Leading candidates in Orange County’s three commission races made it clear Friday they don’t like each other: They pursued personal attacks but offered little to distinguish each other on business issues during a debate sponsored by BusinessForce of Orlando.
While Orange County has seen highly contentious business-related issues arise in recent years, notably a petition demanding a sick leave ordinance and efforts to get the county to adopt a “fair wage” ordinance for county contractors, only incumbent District 5 Commissioner Ted Edwards took strong stances.
Edwards boldly took credit for blocking those initiatives, while most of the other candidates sought to explain why they, too, opposed them.
“I don’t think taxpayers pay to fund the government to pay more in wages than the private sector can pay,” Edwards said of his opposition to the fair wage proposal.
At a forum that drew primarily a chamber of commerce audience, the issues of growth, support for the tourism industry, business development support, jobs promotion, and opposition to tax increases, all also generally drew softly supportive responses from the seven candidates, with a few exceptions. District 1 candidate Betsy VanderLey spoke about the need to get the Orange County School District more opportunities to locate schools in the fast-growing western part of the county; or when her opponent, Bobby Olszewski, accused her of being “backed by development.”
Yet several of the challengers had entered their races inspired at least initially by other issues. They pushed Friday to both express those concerns and to try to define themselves as more than one-issue wonders.
Edwards has three District 5 challengers who entered the race that way.
Timothy McKinney is an east Orange County social services nonprofit entrepreneur who is highly active in helping solve the area’s homelessness problems, particularly in the Bithlo area. He sought to portray himself as the open and approachable candidate who knows how to listen, and knows how get the county bureaucracy to serve.
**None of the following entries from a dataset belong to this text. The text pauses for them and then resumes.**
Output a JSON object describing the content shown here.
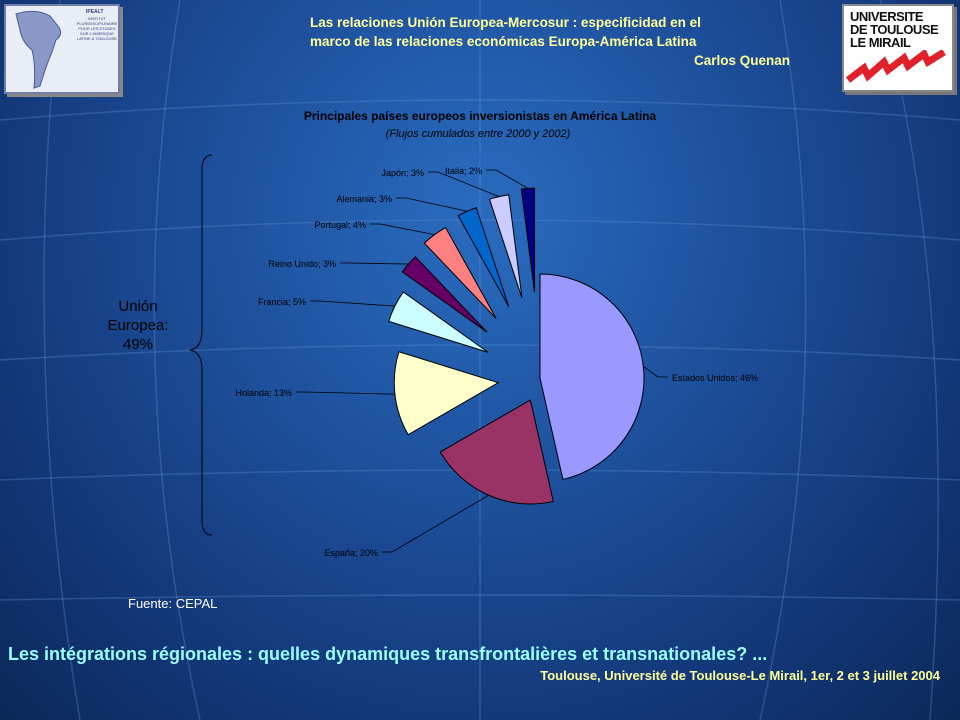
{
  "header": {
    "line1": "Las relaciones Unión Europea-Mercosur : especificidad en el",
    "line2": "marco de las relaciones económicas Europa-América Latina",
    "author": "Carlos Quenan"
  },
  "logo_left": {
    "title": "IPEALT",
    "subtitle": "INSTITUT PLURIDISCIPLINAIRE POUR LES ETUDES SUR L'AMERIQUE LATINE A TOULOUSE"
  },
  "logo_right": {
    "line1": "UNIVERSITE",
    "line2": "DE TOULOUSE",
    "line3": "LE MIRAIL"
  },
  "chart_data": {
    "type": "pie",
    "title": "Principales países europeos inversionistas en América Latina",
    "subtitle": "(Flujos cumulados entre 2000 y 2002)",
    "slices": [
      {
        "label": "Estados Unidos; 46%",
        "value": 46,
        "color": "#9999ff"
      },
      {
        "label": "España; 20%",
        "value": 20,
        "color": "#993366"
      },
      {
        "label": "Holanda; 13%",
        "value": 13,
        "color": "#ffffcc"
      },
      {
        "label": "Francia; 5%",
        "value": 5,
        "color": "#ccffff"
      },
      {
        "label": "Reino Unido; 3%",
        "value": 3,
        "color": "#660066"
      },
      {
        "label": "Portugal; 4%",
        "value": 4,
        "color": "#ff8080"
      },
      {
        "label": "Alemania; 3%",
        "value": 3,
        "color": "#0066cc"
      },
      {
        "label": "Japón; 3%",
        "value": 3,
        "color": "#ccccff"
      },
      {
        "label": "Italia; 2%",
        "value": 2,
        "color": "#000080"
      }
    ],
    "bracket_label": [
      "Unión",
      "Europea:",
      "49%"
    ]
  },
  "source": "Fuente: CEPAL",
  "footer": {
    "title": "Les intégrations régionales : quelles dynamiques transfrontalières et transnationales? ...",
    "subtitle": "Toulouse, Université de Toulouse-Le Mirail, 1er, 2 et 3 juillet 2004"
  }
}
Gregory Eisenberg is an executive in a large student housing operation near the University of Central Florida, drawn by the traffic congestion in sprawling east Orange County. He sought to identify himself as the out-of-the-box candidate who is tired of “stagnant ideas.”
Anti-sprawl candidate Emily Bonilla of District 5 was not invited to the debate and not on the stage. She was, however, in the debate in spirit when several candidates were asked about – and generally, though sometimes softly, denounced – her petition initiative to require unanimous votes to allow new development plans in the sensitive area east of the Econlockhatchee River.
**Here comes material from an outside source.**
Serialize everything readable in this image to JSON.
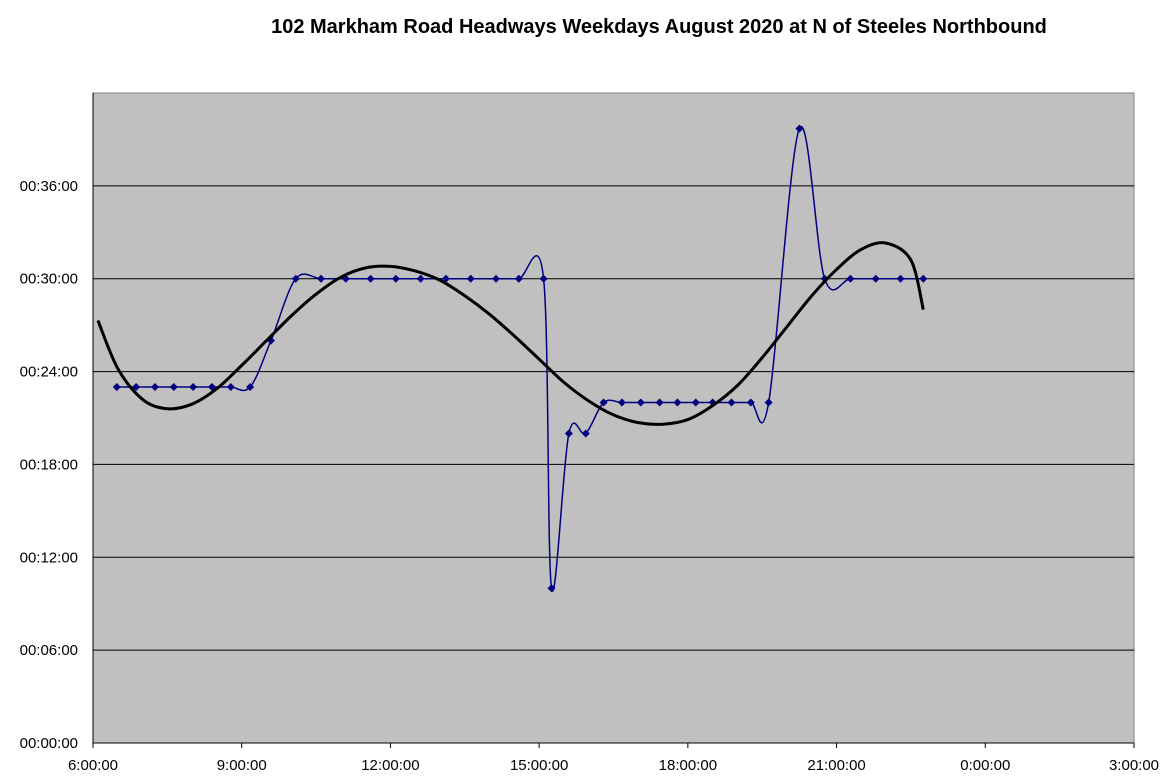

In central and south Orange County’s District 3, former retired Orlando police Officer Bill Moore, who’s challenging incumbent Commissioner Pete Clarke, spoke mostly about getting more support for the county’s firefighters and law enforcement officers and dealing with crime and the mental illness behind many crimes.
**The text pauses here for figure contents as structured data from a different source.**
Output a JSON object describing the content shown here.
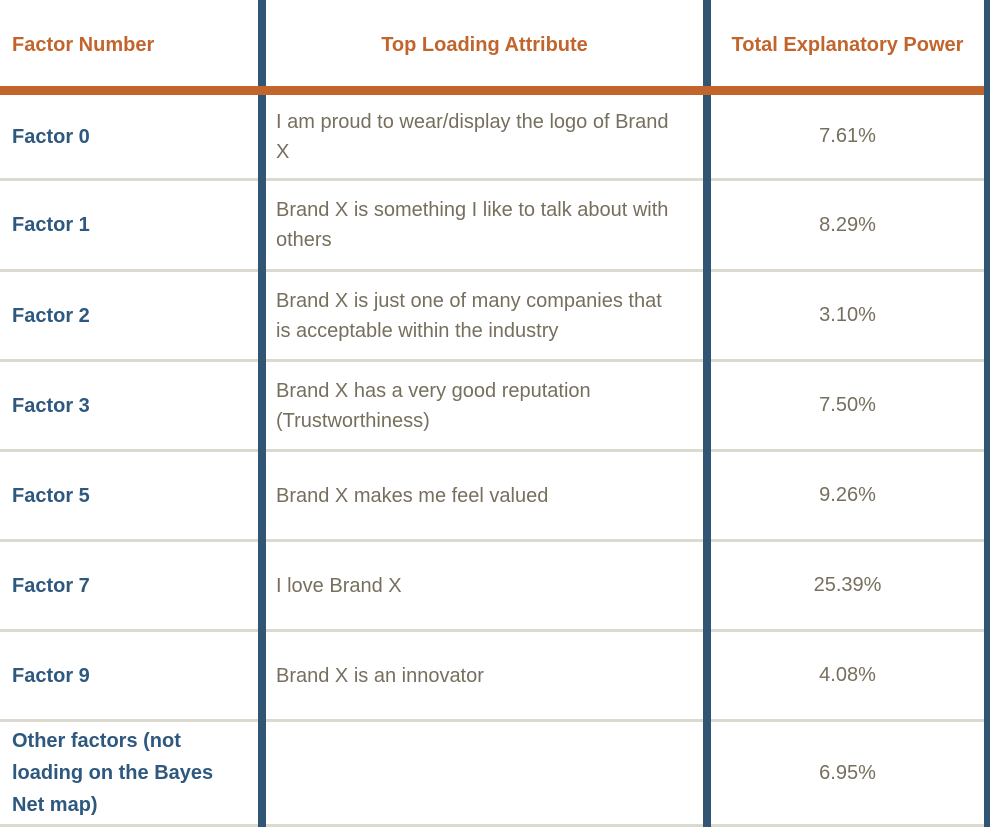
{
  "table": {
    "columns": [
      {
        "label": "Factor Number"
      },
      {
        "label": "Top Loading Attribute"
      },
      {
        "label": "Total Explanatory Power"
      }
    ],
    "rows": [
      {
        "factor": "Factor 0",
        "attribute": "I am proud to wear/display the logo of Brand X",
        "power": "7.61%"
      },
      {
        "factor": "Factor 1",
        "attribute": "Brand X is something I like to talk about with others",
        "power": "8.29%"
      },
      {
        "factor": "Factor 2",
        "attribute": "Brand X is just one of many companies that is acceptable within the industry",
        "power": "3.10%"
      },
      {
        "factor": "Factor 3",
        "attribute": "Brand X has a very good reputation (Trustworthiness)",
        "power": "7.50%"
      },
      {
        "factor": "Factor 5",
        "attribute": "Brand X makes me feel valued",
        "power": "9.26%"
      },
      {
        "factor": "Factor 7",
        "attribute": "I love Brand X",
        "power": "25.39%"
      },
      {
        "factor": "Factor 9",
        "attribute": "Brand X is an innovator",
        "power": "4.08%"
      },
      {
        "factor": "Other factors (not loading on the Bayes Net map)",
        "attribute": "",
        "power": "6.95%"
      }
    ],
    "colors": {
      "header_text": "#C2652D",
      "accent_rule": "#C2652D",
      "column_divider": "#305673",
      "factor_text": "#2E587E",
      "body_text": "#776F5E",
      "row_divider": "#DCD9CE",
      "background": "#FFFFFF"
    }
  }
}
Beyond that, Edwards repeatedly defended himself from McKinney’s attacks that he was inaccessible to and uninterested in constituents outside of his Winter Park-Maitland suburban base.
From west Orange County, District 1 candidate VanderLey defended herself from allegations from Olszewski that she was simply seeking to replace her longtime political ally, incumbent Scott Boyd, on the county commission.
And after Moore repeatedly referred to the violence and heroin problems in District 3, Clarke snapped back that Moore was grossly misrepresenting the area as crime-ridden.